According to the South China Morning Post (free 2-week registration required), the China Ship Scientific Research Center's mega-craft will house 33 "aquanauts" for 2 months at a time. It will not only drill for riches, but will also process the metals right there, way down below the ocean.

Race to the bottom. Who will get there first? China? Russia? U.S.? Japan? Maybe these bottlenose dolphins.

The paper reports:

Equipped with a nuclear reactor, the station would be able to support 33 crewmen for up to two months at a time.

"If a submersible were a plane, this station would be an aircraft carrier," Ma Xiangneng , a researcher with the project, told China National Radio. "The station will be an underwater palace, with showers, a living room and laboratories."
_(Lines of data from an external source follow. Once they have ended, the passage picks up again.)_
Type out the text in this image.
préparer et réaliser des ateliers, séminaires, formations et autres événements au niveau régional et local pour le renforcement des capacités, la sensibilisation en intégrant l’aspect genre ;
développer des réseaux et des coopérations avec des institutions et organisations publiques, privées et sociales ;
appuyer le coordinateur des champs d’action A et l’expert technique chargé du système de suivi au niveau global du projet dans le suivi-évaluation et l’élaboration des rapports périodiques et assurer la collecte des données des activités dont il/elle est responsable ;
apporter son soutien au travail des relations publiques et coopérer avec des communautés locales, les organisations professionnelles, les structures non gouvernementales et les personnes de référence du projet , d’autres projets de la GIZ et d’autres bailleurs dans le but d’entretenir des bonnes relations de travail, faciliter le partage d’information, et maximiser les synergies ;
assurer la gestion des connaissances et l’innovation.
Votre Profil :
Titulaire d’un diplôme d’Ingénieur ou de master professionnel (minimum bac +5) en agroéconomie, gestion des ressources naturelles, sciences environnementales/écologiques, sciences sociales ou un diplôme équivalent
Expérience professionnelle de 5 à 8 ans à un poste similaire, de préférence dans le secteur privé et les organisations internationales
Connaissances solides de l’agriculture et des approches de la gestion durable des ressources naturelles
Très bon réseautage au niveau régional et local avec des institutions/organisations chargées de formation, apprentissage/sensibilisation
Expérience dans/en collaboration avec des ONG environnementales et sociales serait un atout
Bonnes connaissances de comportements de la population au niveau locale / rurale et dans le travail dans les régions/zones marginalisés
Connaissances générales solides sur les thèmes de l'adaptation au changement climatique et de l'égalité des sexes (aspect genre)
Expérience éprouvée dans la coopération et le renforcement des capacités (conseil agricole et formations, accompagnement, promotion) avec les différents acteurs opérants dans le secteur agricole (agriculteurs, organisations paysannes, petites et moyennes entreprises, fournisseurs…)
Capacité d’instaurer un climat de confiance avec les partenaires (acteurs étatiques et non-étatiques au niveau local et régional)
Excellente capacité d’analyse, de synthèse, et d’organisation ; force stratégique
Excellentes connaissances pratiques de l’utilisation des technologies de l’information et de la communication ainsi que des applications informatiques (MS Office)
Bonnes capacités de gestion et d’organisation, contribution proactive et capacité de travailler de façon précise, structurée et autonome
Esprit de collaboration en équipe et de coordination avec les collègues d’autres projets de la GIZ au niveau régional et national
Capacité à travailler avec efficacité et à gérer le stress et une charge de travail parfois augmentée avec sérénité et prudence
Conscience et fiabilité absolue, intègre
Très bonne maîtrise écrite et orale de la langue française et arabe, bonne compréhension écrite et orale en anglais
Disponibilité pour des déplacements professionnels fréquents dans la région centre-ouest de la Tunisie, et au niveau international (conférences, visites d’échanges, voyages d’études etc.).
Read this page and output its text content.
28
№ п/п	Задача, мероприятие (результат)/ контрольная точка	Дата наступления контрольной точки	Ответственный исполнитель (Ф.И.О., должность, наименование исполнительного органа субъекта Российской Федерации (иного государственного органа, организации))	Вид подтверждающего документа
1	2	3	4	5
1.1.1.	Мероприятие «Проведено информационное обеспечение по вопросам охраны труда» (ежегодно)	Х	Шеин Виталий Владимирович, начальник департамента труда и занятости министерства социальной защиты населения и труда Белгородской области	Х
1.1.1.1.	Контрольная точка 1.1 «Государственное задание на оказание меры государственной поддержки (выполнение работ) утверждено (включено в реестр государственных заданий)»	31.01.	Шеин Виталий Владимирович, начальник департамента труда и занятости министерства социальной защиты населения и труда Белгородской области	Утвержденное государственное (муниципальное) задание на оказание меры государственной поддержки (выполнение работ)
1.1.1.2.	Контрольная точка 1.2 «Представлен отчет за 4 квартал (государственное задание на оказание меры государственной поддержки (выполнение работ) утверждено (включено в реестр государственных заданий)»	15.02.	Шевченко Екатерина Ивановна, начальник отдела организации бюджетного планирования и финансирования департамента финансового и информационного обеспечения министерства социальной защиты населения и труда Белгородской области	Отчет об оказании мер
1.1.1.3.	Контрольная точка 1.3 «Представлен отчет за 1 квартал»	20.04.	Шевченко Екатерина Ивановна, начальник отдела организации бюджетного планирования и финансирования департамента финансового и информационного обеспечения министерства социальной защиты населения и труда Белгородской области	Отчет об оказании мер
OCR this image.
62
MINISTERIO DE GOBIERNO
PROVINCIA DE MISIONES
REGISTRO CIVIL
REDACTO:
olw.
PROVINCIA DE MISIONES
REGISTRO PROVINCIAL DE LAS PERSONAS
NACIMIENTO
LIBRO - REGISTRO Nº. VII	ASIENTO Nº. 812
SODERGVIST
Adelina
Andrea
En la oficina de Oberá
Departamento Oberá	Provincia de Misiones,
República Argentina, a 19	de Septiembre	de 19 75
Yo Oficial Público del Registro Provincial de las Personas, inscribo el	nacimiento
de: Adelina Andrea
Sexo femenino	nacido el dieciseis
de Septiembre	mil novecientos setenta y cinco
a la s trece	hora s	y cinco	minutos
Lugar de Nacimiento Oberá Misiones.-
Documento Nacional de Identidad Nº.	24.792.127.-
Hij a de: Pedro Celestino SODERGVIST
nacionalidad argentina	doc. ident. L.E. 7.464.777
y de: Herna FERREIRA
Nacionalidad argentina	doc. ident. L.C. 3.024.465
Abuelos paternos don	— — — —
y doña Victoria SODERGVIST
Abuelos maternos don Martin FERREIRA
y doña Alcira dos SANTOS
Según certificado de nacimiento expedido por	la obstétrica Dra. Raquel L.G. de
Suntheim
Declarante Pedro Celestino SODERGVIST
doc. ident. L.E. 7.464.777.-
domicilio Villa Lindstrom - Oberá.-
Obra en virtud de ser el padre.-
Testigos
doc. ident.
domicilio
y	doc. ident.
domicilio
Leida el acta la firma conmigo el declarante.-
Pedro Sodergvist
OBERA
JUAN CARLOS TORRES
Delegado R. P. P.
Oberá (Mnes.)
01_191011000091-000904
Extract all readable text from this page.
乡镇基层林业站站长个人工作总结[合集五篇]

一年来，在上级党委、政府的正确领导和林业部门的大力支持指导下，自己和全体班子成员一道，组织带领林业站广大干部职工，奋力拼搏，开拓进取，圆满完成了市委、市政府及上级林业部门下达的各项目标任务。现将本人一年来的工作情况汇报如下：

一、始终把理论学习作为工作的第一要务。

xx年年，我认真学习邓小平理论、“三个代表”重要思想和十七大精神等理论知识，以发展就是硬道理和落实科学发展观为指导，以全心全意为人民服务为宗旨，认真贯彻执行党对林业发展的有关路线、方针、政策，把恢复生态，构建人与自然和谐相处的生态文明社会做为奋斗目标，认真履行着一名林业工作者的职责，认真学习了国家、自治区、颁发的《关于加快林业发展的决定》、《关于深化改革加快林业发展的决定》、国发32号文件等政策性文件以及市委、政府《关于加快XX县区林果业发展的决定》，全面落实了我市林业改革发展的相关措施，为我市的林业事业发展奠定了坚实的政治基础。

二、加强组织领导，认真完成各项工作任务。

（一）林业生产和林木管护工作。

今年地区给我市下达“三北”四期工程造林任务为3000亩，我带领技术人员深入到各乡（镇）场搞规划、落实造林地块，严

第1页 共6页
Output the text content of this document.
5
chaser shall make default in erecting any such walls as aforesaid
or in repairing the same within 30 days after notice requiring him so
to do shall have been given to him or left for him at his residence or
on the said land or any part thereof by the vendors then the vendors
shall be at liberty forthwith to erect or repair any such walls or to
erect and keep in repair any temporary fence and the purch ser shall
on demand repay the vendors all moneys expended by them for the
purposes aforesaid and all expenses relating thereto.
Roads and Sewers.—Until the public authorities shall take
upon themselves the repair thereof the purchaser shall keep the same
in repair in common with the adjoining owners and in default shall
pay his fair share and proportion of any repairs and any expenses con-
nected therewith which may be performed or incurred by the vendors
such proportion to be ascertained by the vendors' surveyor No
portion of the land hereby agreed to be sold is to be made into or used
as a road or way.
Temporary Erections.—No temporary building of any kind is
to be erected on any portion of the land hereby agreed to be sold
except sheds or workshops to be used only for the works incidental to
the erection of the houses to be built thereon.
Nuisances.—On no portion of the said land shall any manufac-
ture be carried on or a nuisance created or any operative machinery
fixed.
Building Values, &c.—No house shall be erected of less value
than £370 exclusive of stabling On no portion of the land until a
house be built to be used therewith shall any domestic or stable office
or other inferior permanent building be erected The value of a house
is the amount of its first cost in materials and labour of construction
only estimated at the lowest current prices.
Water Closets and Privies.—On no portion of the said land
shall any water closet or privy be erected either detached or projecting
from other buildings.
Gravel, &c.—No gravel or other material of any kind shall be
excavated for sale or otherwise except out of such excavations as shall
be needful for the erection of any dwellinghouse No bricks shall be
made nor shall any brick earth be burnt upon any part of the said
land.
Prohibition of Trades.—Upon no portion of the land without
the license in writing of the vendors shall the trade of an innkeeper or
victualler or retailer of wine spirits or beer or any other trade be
The designs show the station resembling a nuclear submarine, with two propeller fans at the tail. It would measure 60.2 metres long, 15.8 metres wide and 9.7 metres tall, weighing about 2,600 tonnes.

Like a space station, the deep-sea station would have multiple ports to support the docking of smaller manned or unmanned vessels.

Researchers such as Ma have said the station's main purpose would be deep-sea mining. With an underwater "mother ship" hovering above the station, located just below the surface and undisturbed by weather conditions, mining facilities could be built much more quickly and cheaply than if surface ships were used.

It's not clear from the story exactly how deep the floating roustabouts will plunge. It looks like anywhere from between 1,000 meters to 8,000 meters - nearly 5 miles. (At those depths, the showers in the luxury cabins should have plenty of pressure!).